Iluminando o seu caminho com uma lanterna, ele chegou ao mausoléu que se destacava em meio aos outros túmulos. Furtado carregava consigo uma bolsa preta. Ele a colocou no chão e tirou um grande alicate para cortar o cadeado do portão que cercava o sepulcro. Conseguiu. Em seguida entrou e foi em direção a porta de ferro do mausoléu. Também quebrou o cadeado desta, e entrou.
De dentro da bolsa tirou um frasco com ácido, que usou para aplicar nas bordas da tampa do túmulo de mármore negro. O túmulo era igualmente imponente, grande, sombrio e, independente da hora, assustador. A foto do velho Avaro estava na cabeceira, bem alta, onde todos pudessem vê-la. A imagem revelava as feições ranzinzas de Avaro, muito enrugado, branco, calvo, com um grande bigode e costeletas que desciam pela lateral da cabeça.
Furtado não se deteve olhando para a foto. Estava com água na boca se imaginando com os dentes de ouro.
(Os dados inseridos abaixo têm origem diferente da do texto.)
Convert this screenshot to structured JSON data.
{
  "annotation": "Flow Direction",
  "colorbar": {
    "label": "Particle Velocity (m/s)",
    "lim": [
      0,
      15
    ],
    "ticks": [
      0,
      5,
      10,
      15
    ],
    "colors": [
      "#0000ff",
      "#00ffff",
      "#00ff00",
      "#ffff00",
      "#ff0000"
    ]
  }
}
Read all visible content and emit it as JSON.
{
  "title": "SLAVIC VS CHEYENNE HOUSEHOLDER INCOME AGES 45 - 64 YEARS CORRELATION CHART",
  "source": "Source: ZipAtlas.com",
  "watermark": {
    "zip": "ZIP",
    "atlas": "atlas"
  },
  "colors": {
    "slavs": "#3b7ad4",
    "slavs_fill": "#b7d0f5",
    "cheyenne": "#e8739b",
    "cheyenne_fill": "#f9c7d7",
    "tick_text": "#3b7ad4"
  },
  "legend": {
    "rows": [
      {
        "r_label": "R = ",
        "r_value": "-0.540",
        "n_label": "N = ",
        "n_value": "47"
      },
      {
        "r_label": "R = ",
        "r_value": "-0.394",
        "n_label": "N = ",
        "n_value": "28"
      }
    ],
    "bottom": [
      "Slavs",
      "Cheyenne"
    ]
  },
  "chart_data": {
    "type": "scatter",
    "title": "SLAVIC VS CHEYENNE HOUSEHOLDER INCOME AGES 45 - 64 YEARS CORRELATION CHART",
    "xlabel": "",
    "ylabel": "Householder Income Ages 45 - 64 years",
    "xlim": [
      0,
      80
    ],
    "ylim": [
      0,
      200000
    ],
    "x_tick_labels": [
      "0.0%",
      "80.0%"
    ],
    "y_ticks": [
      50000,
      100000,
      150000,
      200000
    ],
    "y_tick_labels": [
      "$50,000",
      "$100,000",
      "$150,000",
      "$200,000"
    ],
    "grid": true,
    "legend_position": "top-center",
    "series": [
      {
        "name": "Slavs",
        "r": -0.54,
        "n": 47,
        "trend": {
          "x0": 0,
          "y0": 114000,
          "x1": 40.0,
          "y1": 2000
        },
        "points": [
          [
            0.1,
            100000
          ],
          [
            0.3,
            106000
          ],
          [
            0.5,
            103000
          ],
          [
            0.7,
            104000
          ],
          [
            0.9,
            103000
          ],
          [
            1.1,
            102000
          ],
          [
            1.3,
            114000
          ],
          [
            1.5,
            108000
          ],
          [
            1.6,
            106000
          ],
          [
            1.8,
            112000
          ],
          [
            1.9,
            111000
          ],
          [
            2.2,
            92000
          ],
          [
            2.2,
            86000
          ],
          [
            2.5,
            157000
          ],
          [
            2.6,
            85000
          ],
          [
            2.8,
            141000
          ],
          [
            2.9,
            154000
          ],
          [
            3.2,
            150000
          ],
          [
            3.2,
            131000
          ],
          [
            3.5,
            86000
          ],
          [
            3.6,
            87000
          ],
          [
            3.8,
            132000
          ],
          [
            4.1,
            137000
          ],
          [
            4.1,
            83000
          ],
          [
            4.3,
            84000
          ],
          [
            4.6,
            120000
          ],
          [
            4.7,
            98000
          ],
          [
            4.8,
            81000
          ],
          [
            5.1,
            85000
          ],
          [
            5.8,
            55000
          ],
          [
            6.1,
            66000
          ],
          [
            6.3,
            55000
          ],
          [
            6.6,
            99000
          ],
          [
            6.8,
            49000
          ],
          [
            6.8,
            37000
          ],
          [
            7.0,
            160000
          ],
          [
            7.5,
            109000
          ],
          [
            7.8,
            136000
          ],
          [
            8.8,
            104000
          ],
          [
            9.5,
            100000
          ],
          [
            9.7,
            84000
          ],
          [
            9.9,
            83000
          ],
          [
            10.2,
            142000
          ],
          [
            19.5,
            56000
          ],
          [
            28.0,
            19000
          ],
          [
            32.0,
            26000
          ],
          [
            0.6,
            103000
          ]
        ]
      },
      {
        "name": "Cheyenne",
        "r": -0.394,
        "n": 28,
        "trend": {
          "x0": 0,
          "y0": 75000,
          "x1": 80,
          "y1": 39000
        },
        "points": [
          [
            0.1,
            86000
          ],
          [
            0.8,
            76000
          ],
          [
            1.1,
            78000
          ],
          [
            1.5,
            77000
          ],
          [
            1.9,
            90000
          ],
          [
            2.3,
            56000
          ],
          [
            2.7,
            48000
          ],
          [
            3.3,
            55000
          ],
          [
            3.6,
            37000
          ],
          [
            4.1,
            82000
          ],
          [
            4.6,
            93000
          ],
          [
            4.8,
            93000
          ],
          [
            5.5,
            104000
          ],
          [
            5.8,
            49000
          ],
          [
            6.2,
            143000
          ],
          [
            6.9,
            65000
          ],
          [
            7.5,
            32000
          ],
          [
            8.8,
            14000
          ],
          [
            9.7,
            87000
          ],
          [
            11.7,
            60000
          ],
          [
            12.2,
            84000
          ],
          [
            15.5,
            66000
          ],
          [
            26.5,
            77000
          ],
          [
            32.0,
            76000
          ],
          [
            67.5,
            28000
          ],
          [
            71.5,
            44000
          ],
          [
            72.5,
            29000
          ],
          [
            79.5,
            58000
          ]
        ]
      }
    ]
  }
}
Ao passar o ácido ao redor da tampa e constatar que ela havia se desprendido, empurrou-a para ter acesso ao caixão.
Junto com o cheiro pútrido, veio a mão decomposta de Avaro, que segurou Furtado pelo pescoço. O aperto da mão foi tão forte que o ladrão não pôde gritar. Sem entender o que se passava, foi puxado para dentro do túmulo, onde sentiu dentadas e mais dentadas humanas na escuridão. Havia uma espécie de fera escondida ali. O jovem não racionou muito, pois logo encontrou o seu fim.
....
Pela manhã, o senhor Deodoro, zelador do cemitério, saiu de sua casa, que ficava nas imediações da necrópole. Ia comprar o leite para o dejejum. Ao passar em frente ao cemitério viu aquela moto. Como a cidade era pequena e ele conhecia todo mundo, não identificou a quem pertencia o veículo. Também se perguntou quem estaria no cemitério às 06h00. Não era comum uma visita àquela hora.
Foi averiguar para ver de quem se tratava. Entrou pelo cemitério e caminhou por entre os túmulos, até ver o mausoléu do velho Avaro. O portão estava aberto. Correu e viu que a porta do mausoléu também estava escancarada. Imediatamente, pegou o seu aparelho celular e ligou.
- Dr. Fernando, bom dia. Aqui é o Deodoro. Tô aqui no cemitério. Aconteceu de novo...
- Em questão de minutos, Deodoro escutou o som da SW4 do Dr. Fernando Castilho Alcaíde, 55 anos, filho mais velho do falecido Avaro. Sem rodeios, Fernando, que estava acompanhado por outro homem, perguntou se mais alguém tinha visto aquilo. Obtendo uma resposta negativa.
Então, ele entrou no mausoléu, pegou a bolsa e botou cadeados novos nos dois portões. Entregou bolsa para o outro homem e lhe deu uma ordem:
- Suma com aquela moto.
Sem pestanejar, o sujeito silencioso saiu.
- Colocando a mão no bolso da calça, Fernando puxou um maço grosso de dinheiro e o entregou ao coveiro, sem contar, e disse:
- Obrigado pelo seu silêncio, Deodoro.
O coveiro permaneceu quieto.
- É terceira vez que isso acontece. Nosso pai sempre dizia que ninguém lhe roubaria os dentes de ouro, mesmo depois de morto. Dessa vez, não quero nem ver como está dentro daquele túmulo – Fez uma pausa – É o templo da maldade.
Os dois saíram em silêncio do cemitério.
Dentro do túmulo, os pedaços do corpo de Furtado Júnior jaziam espalhados. Ele foi devorado esquartejado pelo morto. Junto, havia mais partes de corpos humanos de outras pessoas. Permaneceriam ali, sepultados à revelia, por muito tempo. Talvez um dia os moradores de Inocência descobrissem esse fato aterrador, mas não seria hoje.